Iniciamos
o tempo da Quaresma com a imposição das cinzas sobre nossas cabeças e
ouvindo este apelo de Jesus: “convertei-vos e crede no Evangelho!” Estas
palavras, que indicam um inteiro programa de vida, ressoam de maneira
forte no início deste período litúrgico, durante o qual nos preparamos
para celebrar a Páscoa.
Já aderimos a Deus, pelo Batismo, mas temos a necessidade de ouvir
sempre de novo este apelo para nos voltarmos a Ele, pois as “distrações”
da vida, que não são poucas, nos levam a esquecer de Deus e a nos
afastar de seus caminhos. Esse é um tempo especialmente favorável para o
retorno a Deus, de todo o coração, mediante a escuta de sua palavra, a
oração, a penitência e a invocação de sua misericórdia.
No Evangelho da Quarta-Feira de Cinzas, Jesus aponta para três
atitudes religiosas, que podem acabar desviadas e, por isso, não ser
mais do agrado de Deus (cf Mt 6,1-6.16-18). Na Quaresma nos exercitamos
na revisão de vida e na conversão nas nossas práticas religiosas, para
que elas não sejam apenas manifestações formais e exteriores de
religiosidade – “para serem vistos pelos homens” – mas sejam a expressão
de uma vida que se volta sinceramente para Deus.
“Quando deres esmola, não toques a trombeta diante de ti” (Mt 6,2).
Dar esmola significa, mais amplamente, toda a caridade para com o
próximo. Evidentemente, a justiça precede a caridade e esta vai além da
justiça: a Igreja incentiva a exercitar-nos em ambas. A palavra de Jesus
aponta para a reta intenção na caridade: que não seja praticada em
vista de compensações imediatas, pois nem seria caridade, mas troca de
favores. A Caridade precisa ser sincera, desapegada e generosa. Feita
assim, ela não instrumentaliza o pobre ou a pessoa necessitada e agrada a
Deus.
Durante a Quaresma, a Campanha da Fraternidade indica um desafio
específico para nos exercitarmos na caridade; neste ano, é a questão da
saúde pública. Somos chamados a unir esforços para que o bem da saúde
esteja ao alcance de todos; e que haja políticas públicas adequadas a
promover esse bem para todos. Mas, de maneira muito concreta,
exercitemo-nos nas atenções e cuidados para com os doentes que estiverem
perto de nós. Sejamos fraternos em relação a eles, especialmente aos
que têm maiores privações e sofrimentos. A caridade, durante a Quaresma,
exercita-se também pela prática da obras de misericórdia - corporais e
espirituais.
“E quando orardes, não sejais como os hipócritas” (Mt 6,5). Jesus
alerta para a oração mal-feita - “para serem vistos pelos homens”. Tal
oração teatral não é homenagem a Deus, mas visa a própria homenagem. Não
agrada a Deus. Oração boa é feita com fé sincera, humildade e confiança
em Deus. Deus despreza a oração do soberbo, do orgulhoso e do
auto-suficiente. A Quaresma, de vários modos, nos convida a uma revisão
do nosso modo de rezar, a rezar mais e melhor; na oração verdadeira
buscamos a Deus e a sintonia com Ele. Jesus rezou e nos ensinou a rezar;
quando o cristão fica sem rezar, vai se distanciando de Deus, até se
sentir um estranho diante d’Ele.
“E quando jejuardes, não fiqueis com o rosto triste, como os
hipócritas” (Mt 6,16). Como já haviam feito os profetas, Jesus também
denuncia o jejum feito como encenação, só para que os outros vejam...

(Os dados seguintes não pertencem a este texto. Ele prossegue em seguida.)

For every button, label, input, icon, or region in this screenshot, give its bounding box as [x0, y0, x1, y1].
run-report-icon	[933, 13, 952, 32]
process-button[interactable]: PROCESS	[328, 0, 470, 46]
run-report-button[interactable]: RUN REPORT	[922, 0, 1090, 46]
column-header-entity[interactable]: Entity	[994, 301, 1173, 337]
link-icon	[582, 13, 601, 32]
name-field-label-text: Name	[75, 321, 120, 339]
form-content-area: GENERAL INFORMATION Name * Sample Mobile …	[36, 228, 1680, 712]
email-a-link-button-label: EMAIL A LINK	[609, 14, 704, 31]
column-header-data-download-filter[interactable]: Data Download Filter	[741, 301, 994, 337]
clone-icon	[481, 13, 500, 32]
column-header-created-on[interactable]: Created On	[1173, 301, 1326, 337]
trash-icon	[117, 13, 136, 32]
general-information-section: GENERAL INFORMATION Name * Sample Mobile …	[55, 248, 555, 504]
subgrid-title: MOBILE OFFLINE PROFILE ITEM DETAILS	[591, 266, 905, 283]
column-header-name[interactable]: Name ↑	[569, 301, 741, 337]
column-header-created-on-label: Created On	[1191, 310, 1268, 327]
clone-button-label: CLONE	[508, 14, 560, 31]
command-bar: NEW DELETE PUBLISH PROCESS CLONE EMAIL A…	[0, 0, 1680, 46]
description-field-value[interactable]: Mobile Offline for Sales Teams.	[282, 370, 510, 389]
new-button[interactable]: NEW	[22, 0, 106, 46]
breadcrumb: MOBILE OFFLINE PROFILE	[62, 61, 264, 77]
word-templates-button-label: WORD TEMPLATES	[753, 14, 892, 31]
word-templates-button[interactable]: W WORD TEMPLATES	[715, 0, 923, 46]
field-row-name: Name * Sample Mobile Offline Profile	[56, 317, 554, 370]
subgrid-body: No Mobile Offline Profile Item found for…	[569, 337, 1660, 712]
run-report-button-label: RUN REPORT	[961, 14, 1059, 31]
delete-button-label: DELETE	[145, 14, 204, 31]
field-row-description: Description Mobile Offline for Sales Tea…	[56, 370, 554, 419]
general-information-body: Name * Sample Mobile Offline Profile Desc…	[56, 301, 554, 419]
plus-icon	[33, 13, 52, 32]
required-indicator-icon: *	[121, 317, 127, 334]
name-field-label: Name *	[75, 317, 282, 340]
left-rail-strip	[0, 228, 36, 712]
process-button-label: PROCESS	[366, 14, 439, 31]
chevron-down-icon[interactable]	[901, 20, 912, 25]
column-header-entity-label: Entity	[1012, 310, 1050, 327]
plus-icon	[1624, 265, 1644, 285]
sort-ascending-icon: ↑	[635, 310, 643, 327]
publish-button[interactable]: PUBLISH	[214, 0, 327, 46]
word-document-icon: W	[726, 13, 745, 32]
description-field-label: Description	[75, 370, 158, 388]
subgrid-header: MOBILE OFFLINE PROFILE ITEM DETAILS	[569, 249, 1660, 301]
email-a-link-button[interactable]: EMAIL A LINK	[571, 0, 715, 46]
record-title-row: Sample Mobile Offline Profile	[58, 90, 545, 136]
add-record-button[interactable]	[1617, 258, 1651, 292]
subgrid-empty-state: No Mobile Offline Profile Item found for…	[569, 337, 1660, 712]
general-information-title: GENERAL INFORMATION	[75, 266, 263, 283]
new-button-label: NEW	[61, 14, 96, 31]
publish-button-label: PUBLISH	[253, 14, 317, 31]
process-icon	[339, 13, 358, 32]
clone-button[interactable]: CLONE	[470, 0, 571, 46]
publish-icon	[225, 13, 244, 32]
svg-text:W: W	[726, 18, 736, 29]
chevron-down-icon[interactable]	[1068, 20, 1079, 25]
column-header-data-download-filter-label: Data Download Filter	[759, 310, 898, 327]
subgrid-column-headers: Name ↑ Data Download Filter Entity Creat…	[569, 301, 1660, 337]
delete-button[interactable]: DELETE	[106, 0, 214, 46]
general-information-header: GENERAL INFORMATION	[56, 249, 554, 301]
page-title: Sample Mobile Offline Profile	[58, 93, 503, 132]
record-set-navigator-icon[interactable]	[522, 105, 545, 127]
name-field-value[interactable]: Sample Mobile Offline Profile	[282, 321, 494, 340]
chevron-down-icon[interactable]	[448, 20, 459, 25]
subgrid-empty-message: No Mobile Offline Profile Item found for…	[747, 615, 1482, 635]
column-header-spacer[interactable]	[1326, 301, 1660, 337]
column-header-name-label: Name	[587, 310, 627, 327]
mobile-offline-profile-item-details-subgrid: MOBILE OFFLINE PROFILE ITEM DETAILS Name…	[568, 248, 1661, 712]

Isso não comove a Deus, nem muda o coração humano para melhor. Jejum é
toda forma de penitência, mediante a qual nos abstemos de algo para ser
oferecido em homenagem a Deus e em benefício do próximo. No jejum
experimentamos os nossos limites e que a saciedade do estômago e dos
sentidos não é tudo na vida: “não só de pão vive o homem, mas de toda
palavra que sai da boca de Deus”. Praticar o jejum ainda tem sentido em
nosso tempo? Certamente que sim! A Igreja recomenda que o façamos com
assiduidade durante a Quaresma, prescrevendo dois dias de jejum para
serem observados por todos os que estão aptos a fazê-lo: a Quarta Feira
de Cinzas e a Sexta Feira Santa.
O jejum verdadeiro deve ser acompanhado pela mortificação dos
sentidos, mesmo quando se trata de coisas boas e lícitas; a busca quase
obsessiva de prazeres e satisfações dos sentidos pode iludir-nos e levar
a pensar que todo o sentido da vida consiste em buscar e alcançar esses
bens, esquecendo de procurar o Bem Supremo com todo o empenho. Não
devemos nunca perder de vista que, antes e acima de tudo, é preciso
buscar o Reino de Deus e a sua justiça”.
Fica o convite: durante a Quaresma, exercitemo-nos na esmola, na
oração e no jejum. Se forem feitos bem, esses exercícios ajudam na nossa
conversão maior e mais profunda a Deus.